OK. That’s very suspicious. He’s retired but he still wants work. Some guy gets in touch with him after seeing his infomercial work with a get-in-on-the-ground-floor proposition. I can hear the elevator pitch in my head as some guy tries to sell Downs on the idea of using his fame and reputation to sell charities on very highly produced documentaries about their causes. They can then buy time and broadcast the documentaries on major network for one low fee. You can see how charities would love to get this kind of exposure and professional video work done for them, especially with the super famous and sufficiently vanilla Hugh Downs as a backer.

It’s leaning toward a total scam but vague enough that I’m still not sure. Nobody wants to tell his boss not to take a phone call when the potential upside is huge if it’s legit. I go to my secondary source and most reliable resource, Twitter.

@obilon: Anyone ever hear of "Heroes of Hope" hosted by Hugh Downs? What is this about? I can't tell if it's legit or not? Anyone? Thx.

Immediately I got two very good responses:

@bonnerj: I'm not familiar with Heroes of Hope, but it sounds like "pay for play." I'd stay away. More here: http://bit.ly/RaKhi

@angelb123: If it's similiar to group that approached me once (program also hosted by Hugh Downs), then not legit. Will ask you for tons of $.

@angelb123: NYT article about the operation here: http://tinyurl.com/cq2ev8 Be very careful.
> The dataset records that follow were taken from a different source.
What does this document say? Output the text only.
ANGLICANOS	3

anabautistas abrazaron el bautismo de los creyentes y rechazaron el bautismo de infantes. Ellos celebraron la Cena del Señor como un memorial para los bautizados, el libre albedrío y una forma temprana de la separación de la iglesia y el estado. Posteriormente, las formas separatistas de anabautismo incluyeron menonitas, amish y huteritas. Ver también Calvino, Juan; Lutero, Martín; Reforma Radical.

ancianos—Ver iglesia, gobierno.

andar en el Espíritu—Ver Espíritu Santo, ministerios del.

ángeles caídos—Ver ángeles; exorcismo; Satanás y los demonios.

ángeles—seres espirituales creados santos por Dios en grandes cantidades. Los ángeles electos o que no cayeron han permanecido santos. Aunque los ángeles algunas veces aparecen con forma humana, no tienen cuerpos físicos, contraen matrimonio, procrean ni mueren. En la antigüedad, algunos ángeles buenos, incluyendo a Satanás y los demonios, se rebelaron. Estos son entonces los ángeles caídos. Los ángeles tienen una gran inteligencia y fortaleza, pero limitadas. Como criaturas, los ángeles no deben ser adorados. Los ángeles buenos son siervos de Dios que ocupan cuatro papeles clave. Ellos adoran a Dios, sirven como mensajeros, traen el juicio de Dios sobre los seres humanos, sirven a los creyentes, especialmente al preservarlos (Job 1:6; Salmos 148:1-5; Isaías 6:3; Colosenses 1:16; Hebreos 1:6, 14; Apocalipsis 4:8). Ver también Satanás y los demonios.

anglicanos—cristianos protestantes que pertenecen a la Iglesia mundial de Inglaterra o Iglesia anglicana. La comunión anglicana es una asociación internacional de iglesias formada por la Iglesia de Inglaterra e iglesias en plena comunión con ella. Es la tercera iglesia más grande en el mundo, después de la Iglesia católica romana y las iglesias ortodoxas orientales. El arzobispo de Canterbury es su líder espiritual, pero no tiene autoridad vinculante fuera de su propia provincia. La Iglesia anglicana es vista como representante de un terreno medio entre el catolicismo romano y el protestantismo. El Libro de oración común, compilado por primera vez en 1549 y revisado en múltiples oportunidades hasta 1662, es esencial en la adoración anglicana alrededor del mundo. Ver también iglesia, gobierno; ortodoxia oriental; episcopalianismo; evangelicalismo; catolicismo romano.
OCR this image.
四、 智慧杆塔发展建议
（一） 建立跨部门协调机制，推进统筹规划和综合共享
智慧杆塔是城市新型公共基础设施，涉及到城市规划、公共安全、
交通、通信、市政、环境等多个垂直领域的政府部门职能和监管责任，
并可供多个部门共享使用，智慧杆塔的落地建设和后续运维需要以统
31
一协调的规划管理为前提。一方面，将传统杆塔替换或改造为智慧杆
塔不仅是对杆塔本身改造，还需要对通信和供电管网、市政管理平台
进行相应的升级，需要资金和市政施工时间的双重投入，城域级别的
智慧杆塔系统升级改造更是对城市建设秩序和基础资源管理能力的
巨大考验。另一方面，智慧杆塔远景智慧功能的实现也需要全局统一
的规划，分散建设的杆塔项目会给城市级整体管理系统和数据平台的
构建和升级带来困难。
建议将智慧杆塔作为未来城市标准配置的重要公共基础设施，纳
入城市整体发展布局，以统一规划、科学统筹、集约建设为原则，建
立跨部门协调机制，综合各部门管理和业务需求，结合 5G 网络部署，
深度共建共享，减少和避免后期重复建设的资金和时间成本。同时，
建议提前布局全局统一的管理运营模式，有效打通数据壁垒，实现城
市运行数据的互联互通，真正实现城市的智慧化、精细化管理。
The two articles revealed to me without a doubt that this was a scam operation.

Now, selling a charity the ability to produce a documentary about their cause is not in and of itself a scam. There are many, may production companies out there that will do a high quality job of filming a story about your organization for a variety of uses, including for your website, presentations and mailers to potential donors and many other venues. It’s a legitimate business, I’m sure.

But the way “Heroes of Hope” was first presented to my organization and how the production company’s website positions itself as a legitimate media source rather than a pay service is blatant enough that I’m calling BS here. The phone call I received was vague and misleading. I first thought that I was being contacted by a legitimate production company for a news organization.

1 comment:

Unknown said...

unbelievably, they attempted to scam our lung cancer research charity this morning.....such lows people will take. scan a charity, really? he told my CEO "in 13 years, i have not met a person as passionate as you."